# Outlook 2007 closes almost immediately on open



## bobbruce (Jan 11, 2008)

WIN XP SP2, all of a sudden when we try to open Outlook it starts , comes up then closes, we do get a message that the pst file has not been closed properly and is being checked for errors right before shutdown, I reloade .net this morning and all worked fine then it started happening again. .net shows an error in the event log of not being able to start. Outlook starts and runs fine in Safe Mode. I had origionally htought that it had something to do with Google toolbars and removed that from the machine with no change.

any ideas ???

thanks 

bob


----------



## chusbands (Jan 15, 2008)

I am having the same problem with Office 2003. Opens and then closes.

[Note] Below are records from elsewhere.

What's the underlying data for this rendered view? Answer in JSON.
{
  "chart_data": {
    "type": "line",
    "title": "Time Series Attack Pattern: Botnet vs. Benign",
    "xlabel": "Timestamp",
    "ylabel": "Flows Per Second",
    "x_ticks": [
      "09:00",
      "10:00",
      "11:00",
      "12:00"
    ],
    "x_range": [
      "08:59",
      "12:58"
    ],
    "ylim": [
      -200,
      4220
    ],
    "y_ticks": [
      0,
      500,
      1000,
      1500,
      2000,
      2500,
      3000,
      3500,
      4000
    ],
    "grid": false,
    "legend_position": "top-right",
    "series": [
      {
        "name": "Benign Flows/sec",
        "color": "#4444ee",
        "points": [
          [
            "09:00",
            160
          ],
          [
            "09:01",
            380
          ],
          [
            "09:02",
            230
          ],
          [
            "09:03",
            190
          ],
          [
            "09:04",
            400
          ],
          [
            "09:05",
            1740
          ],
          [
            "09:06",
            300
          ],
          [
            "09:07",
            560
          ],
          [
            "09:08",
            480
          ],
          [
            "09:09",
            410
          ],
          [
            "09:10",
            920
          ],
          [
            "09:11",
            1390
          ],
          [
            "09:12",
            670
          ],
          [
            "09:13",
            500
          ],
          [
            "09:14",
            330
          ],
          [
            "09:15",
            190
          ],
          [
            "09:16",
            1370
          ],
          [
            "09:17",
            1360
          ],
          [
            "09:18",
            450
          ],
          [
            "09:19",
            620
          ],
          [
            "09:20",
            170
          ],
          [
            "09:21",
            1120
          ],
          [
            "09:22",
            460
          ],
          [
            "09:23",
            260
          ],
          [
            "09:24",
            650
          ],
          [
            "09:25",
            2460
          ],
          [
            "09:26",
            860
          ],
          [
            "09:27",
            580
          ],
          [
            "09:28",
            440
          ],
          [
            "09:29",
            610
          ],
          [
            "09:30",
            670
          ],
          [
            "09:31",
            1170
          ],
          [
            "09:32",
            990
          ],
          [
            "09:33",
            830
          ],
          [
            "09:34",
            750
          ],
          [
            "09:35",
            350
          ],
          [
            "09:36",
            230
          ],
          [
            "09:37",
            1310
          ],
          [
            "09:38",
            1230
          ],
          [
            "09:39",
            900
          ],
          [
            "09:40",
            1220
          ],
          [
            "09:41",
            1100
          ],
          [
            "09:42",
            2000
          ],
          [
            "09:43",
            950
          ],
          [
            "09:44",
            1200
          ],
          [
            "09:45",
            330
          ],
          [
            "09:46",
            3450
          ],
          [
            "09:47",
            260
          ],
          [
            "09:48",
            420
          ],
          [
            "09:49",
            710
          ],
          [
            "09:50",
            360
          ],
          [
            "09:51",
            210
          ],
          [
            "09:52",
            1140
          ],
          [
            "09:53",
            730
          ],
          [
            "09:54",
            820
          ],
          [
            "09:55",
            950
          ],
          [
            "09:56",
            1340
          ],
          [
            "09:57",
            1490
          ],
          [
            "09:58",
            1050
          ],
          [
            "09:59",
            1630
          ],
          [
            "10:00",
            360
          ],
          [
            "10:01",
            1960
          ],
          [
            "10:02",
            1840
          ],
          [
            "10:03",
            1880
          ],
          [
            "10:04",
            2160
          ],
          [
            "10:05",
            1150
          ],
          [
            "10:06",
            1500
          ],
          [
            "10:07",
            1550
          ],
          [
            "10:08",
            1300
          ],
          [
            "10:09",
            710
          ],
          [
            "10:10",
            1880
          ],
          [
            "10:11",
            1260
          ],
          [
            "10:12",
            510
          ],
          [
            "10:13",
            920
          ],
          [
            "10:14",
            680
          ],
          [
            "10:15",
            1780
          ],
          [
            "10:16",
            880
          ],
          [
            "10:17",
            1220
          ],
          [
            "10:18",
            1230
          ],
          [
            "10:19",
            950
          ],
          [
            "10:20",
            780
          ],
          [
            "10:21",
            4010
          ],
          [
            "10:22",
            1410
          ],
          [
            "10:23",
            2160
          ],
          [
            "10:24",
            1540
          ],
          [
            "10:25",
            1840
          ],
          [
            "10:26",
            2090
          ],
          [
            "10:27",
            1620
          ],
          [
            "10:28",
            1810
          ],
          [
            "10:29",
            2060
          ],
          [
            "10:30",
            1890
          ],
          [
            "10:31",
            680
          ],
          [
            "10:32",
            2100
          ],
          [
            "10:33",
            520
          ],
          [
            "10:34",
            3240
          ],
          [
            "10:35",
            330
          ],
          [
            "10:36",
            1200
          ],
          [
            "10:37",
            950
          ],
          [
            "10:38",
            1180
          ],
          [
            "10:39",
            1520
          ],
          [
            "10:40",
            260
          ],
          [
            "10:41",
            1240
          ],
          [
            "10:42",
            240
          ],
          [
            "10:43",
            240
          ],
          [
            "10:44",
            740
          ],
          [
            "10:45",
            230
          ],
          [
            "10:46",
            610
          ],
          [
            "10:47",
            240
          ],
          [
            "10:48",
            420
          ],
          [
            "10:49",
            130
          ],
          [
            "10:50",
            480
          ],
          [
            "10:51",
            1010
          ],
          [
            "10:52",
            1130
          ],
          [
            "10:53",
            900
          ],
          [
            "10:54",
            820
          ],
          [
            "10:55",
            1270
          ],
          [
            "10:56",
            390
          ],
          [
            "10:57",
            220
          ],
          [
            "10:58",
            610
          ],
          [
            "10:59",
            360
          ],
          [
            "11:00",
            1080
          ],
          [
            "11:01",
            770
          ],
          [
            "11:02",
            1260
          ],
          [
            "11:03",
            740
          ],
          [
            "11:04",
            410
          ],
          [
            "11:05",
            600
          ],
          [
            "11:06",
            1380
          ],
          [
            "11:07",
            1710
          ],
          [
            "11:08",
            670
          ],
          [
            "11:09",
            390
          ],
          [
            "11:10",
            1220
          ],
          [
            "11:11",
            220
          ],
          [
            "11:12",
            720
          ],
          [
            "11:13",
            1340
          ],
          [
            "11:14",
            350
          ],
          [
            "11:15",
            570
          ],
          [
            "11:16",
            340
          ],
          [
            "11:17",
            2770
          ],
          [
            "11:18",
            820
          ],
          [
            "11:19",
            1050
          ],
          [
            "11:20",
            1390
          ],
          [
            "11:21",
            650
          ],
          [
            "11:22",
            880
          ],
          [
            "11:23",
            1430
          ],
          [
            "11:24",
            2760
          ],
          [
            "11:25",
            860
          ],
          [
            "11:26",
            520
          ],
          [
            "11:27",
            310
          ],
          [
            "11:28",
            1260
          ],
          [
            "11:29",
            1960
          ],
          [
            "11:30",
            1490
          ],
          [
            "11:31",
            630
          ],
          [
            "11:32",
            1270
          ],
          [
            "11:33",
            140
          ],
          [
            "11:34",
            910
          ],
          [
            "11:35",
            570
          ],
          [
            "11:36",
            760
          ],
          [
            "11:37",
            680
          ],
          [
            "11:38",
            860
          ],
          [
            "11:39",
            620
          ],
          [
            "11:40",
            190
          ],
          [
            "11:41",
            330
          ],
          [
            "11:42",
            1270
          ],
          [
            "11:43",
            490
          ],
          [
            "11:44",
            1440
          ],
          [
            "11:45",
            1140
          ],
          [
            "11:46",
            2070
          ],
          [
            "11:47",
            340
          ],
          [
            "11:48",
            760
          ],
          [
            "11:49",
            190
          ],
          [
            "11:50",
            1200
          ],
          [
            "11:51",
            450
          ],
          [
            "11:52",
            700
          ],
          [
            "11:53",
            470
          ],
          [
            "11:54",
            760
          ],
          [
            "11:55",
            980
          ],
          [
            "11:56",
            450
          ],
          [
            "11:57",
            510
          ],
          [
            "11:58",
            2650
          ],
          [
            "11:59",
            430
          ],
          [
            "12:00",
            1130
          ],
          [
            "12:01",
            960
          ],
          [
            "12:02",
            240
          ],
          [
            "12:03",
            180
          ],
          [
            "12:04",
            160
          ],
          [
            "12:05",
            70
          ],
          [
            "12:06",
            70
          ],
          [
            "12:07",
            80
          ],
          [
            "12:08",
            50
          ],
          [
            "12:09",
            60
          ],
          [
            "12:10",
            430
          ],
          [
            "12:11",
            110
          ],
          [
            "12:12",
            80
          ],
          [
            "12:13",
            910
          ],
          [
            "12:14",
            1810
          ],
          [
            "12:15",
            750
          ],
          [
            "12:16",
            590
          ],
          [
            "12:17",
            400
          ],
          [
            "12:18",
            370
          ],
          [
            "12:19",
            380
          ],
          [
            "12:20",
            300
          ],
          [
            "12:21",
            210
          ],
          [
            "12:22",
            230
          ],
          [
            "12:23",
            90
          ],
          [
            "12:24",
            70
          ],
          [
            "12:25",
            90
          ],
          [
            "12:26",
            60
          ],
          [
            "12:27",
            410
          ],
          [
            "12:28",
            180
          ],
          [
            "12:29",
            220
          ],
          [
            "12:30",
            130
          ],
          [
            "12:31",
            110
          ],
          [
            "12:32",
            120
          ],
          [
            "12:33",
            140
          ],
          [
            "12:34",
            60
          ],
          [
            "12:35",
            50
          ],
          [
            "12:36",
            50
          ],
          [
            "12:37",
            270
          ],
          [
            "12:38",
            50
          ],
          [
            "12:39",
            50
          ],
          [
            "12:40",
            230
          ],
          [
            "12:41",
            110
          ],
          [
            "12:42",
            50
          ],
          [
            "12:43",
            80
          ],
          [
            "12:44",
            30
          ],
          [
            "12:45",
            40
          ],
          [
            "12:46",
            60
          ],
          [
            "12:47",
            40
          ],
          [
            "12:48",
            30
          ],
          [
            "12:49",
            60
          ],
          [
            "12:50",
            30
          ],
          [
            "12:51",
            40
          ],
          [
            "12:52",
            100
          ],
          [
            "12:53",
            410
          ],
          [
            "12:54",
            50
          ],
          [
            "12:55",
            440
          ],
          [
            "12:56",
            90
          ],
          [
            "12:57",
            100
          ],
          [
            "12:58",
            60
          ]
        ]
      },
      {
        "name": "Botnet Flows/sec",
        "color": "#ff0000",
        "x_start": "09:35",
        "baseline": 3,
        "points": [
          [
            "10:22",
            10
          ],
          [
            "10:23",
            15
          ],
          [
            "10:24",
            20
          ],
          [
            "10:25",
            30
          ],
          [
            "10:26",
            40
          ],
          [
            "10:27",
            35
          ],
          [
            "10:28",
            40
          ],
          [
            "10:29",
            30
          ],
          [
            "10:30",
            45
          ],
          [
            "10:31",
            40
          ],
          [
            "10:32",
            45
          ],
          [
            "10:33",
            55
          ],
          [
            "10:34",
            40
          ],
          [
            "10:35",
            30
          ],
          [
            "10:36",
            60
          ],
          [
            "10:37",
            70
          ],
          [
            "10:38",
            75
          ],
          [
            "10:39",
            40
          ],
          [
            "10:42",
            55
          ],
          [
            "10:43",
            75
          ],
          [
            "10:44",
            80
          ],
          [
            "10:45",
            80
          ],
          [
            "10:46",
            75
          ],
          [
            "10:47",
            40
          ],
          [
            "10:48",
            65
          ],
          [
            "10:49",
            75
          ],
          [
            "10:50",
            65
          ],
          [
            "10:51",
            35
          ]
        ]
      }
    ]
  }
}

Any ideas?


----------



## bobbruce (Jan 11, 2008)

I have tried a lot , getting rid of google toolbar, I loaded the latest version of .net and it worked for a while then started the same thing , If I get a solution I will post it here


----------



## chusbands (Jan 15, 2008)

Thanks


----------



## bobbruce (Jan 11, 2008)

I uninstalled microsoft contact manager for outlook and the problem went away, all is working fine. Someone mentioned removing the google toolbar(Didn't help) also loading the new .net seemed to help for a day. The contact manager was the main issue on this pc though


----------



## stevemanser (Jan 10, 2009)

For me it turned out to be Plaxo. I unistalled Plaxo and then re-installed it and everything is now working.


----------